À 30 kilomètres de là, le parc de Clères est l’œuvre d’un homme, l’entomologiste et botaniste Jean Delacour. Implanté lui aussi sur un site médiéval aménagé au XIXe siècle en parc paysager pittoresque, il est devenu au début du XXe « le paradis terrestre » voulu par Jean Delacour qui l’aménagea pour y faire cohabiter les animaux en semi liberté, ses collections végétales et des parterres de style Art and Craft.
Jean Delacour s’intéresse très jeune à la nature, passion qu’il développe dans son enfance pendant les vacances qu’il passe dans la propriété familiale de Villers-Bretonneux. Après des études de botanique à Lille, il entame des études de zoologie à la Sorbonne et fréquente assidûment le Muséum National d’Histoire Naturelle, dont il deviendra plus tard chercheur associé et correspondant. Après la perte de Villers-Bretonneux durant la guerre de 14/18, il recherche le lieu idéal pour développer de nouvelles collections.

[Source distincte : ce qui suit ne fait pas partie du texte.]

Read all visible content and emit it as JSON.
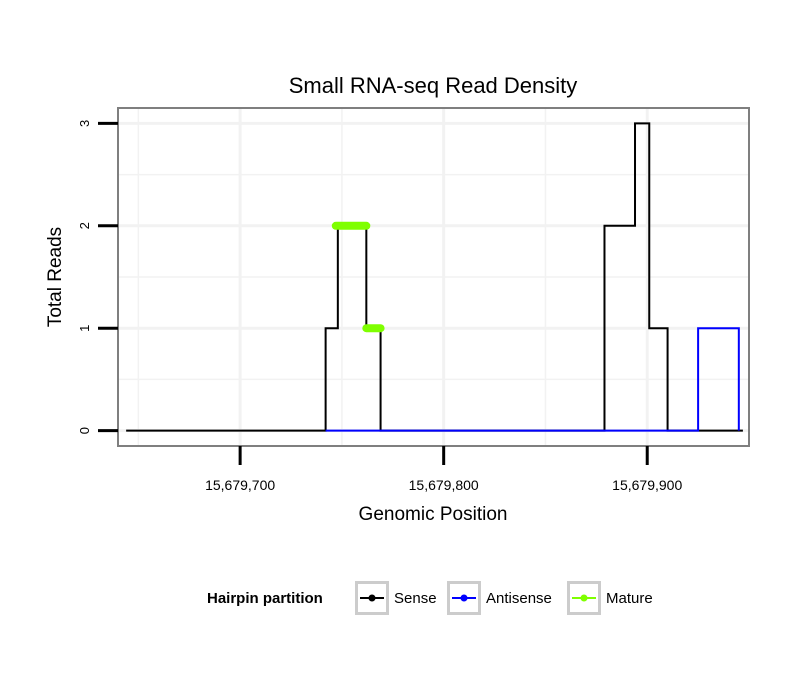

C’est ainsi qu’il acquiert le domaine de Clères en 1919. Dans le parc, il crée ses premières serres peuplées d’oiseaux et collectionne les orchidées. Il continue les aménagements extérieurs initiés par son prédécesseur Hector de Béarn en transformant la prairie en façade pour en faire un jardin Arts and Crafts, en aménageant savamment les espaces de circulation humains/animaux avec des murs minéraux ou végétaux et en faisant construire des volières avec pour certaines des points d’eau aménagés en fontaine. Pendant ce temps, il continue ses expéditions d’où il ramène des milliers de spécimens.
Mais la guerre de 1939 arrêtera cet élan. Après l’incendie du château de Clères en février 1939 qui détruit sa bibliothèque et ses archives scientifiques et personnelles, découragé, il rejoint les États-Unis en décembre 1940, à la suite du bombardement de sa propriété en mai et juin de la même année.

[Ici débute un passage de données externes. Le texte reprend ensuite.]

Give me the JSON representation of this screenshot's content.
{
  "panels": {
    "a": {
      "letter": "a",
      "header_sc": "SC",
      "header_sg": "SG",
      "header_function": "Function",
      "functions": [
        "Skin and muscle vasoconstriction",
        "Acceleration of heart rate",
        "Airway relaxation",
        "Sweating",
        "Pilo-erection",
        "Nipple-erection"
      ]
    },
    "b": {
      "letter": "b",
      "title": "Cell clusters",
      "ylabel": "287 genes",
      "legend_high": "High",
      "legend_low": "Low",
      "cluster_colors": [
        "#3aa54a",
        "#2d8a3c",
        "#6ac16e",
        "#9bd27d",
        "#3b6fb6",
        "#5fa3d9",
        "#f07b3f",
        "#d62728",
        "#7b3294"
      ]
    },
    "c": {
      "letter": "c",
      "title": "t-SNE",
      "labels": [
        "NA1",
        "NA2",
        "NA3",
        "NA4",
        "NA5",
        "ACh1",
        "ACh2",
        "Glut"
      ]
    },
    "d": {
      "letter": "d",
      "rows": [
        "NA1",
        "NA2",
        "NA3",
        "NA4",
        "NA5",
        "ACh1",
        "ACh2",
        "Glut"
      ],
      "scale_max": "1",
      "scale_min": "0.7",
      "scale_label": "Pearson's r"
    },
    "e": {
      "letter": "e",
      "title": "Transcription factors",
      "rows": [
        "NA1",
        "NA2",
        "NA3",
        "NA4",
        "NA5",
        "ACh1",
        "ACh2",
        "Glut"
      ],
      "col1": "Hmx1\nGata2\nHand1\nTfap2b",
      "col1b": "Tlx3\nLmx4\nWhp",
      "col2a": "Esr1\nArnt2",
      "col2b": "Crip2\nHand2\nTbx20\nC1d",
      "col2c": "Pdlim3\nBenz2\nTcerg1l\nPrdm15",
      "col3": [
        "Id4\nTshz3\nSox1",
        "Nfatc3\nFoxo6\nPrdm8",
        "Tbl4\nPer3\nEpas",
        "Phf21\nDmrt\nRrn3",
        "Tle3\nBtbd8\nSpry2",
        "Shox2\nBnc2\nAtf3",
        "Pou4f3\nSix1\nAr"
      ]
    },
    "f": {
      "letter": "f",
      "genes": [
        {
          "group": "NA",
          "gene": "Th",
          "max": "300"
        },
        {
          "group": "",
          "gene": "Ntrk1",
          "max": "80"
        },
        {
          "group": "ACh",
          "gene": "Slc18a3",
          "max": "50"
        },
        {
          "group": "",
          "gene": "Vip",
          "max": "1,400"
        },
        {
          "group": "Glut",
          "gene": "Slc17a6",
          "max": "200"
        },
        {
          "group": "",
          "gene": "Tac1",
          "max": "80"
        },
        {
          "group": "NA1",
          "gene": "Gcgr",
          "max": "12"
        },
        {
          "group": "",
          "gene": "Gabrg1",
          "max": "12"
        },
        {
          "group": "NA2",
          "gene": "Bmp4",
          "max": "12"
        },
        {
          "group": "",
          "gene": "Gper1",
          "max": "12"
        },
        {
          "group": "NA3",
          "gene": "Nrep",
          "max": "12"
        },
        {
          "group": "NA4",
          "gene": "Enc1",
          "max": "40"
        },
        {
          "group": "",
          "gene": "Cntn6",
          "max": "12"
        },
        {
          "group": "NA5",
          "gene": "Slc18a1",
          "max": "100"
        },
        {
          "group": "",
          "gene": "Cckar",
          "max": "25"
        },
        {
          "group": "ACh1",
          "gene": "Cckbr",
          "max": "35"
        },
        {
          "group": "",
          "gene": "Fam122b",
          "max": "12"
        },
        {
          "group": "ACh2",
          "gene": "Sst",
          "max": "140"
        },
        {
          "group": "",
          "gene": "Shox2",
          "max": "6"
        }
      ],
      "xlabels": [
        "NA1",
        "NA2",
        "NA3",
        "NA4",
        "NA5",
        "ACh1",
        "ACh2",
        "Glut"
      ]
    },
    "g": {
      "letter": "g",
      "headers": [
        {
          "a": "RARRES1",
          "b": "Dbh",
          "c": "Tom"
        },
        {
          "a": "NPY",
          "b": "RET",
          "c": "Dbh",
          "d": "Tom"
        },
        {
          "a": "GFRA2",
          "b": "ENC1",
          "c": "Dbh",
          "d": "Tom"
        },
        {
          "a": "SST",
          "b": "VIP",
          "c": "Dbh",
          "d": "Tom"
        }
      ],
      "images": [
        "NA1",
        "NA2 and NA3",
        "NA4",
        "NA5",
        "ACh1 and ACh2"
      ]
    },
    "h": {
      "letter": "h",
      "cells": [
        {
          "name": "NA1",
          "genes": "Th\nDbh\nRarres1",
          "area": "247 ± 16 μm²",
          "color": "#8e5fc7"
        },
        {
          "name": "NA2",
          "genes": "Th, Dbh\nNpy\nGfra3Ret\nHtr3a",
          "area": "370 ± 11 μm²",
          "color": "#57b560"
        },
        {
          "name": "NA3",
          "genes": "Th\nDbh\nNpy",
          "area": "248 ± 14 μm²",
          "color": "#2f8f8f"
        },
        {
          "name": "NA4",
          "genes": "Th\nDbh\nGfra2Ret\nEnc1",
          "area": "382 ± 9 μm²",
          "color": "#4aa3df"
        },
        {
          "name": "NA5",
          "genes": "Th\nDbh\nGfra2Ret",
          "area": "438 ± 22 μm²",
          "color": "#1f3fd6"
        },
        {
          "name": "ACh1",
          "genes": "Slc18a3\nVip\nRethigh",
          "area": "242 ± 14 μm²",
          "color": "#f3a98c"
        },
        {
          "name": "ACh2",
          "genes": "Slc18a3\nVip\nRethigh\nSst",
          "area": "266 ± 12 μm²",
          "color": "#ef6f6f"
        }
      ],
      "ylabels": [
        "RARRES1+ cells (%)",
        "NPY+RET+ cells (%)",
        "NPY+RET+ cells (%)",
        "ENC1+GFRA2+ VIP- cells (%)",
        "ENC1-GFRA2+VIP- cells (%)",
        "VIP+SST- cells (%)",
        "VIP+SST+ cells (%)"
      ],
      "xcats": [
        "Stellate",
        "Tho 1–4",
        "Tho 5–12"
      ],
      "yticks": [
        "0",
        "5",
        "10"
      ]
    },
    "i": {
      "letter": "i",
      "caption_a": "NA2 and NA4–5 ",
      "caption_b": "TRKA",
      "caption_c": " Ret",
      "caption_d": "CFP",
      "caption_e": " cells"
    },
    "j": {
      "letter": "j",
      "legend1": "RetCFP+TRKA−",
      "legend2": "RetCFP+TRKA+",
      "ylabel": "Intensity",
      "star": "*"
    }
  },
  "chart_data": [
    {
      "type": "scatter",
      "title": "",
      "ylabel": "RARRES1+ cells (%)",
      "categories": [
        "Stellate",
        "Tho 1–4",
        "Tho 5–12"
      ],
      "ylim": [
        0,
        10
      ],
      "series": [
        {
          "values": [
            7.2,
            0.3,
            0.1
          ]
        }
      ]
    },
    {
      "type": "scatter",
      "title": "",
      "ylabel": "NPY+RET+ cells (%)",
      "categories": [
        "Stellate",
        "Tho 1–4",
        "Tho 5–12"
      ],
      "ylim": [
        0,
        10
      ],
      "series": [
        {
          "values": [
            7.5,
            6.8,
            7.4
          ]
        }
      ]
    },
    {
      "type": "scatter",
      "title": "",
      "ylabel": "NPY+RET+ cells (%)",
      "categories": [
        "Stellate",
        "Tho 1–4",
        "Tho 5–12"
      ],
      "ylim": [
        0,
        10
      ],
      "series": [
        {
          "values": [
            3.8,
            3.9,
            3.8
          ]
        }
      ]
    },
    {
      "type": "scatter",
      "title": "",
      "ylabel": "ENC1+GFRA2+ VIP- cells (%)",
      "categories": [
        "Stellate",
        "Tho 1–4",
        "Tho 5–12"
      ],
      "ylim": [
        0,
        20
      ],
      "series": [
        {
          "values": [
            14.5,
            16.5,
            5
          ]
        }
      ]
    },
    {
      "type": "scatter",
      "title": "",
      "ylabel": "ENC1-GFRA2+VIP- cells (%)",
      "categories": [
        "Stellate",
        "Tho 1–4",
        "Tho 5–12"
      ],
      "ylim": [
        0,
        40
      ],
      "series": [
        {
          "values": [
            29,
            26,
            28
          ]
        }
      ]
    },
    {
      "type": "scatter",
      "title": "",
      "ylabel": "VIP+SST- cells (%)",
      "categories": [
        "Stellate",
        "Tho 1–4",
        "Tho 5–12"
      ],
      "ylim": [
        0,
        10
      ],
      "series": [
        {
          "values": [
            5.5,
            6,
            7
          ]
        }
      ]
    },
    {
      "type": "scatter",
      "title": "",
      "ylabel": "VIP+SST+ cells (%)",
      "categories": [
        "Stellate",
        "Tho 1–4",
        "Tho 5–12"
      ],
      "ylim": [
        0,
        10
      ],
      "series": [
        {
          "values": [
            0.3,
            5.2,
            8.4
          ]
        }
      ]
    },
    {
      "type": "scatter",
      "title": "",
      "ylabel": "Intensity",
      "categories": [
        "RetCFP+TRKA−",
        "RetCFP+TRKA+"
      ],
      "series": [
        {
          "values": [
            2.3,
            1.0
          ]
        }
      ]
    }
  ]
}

Le parc de Clères étant à nouveau ouvert à la visite en 1947, il revient plusieurs mois par an y séjourner jusqu’à sa mort en novembre 1985 à l’âge de 95 ans. Dès les années soixante, Jean Delacour avait préparé l’avenir du parc en le léguant au Muséum National d’Histoire Naturelle, partenaire professionnel de l’ornithologue depuis toujours. L’esprit du lieu reste en accord avec la vision de son concepteur et c’est de nos jours un vrai bonheur de partager, en bonne intelligence, la visite du site et des collections botaniques avec les animaux qui y résident.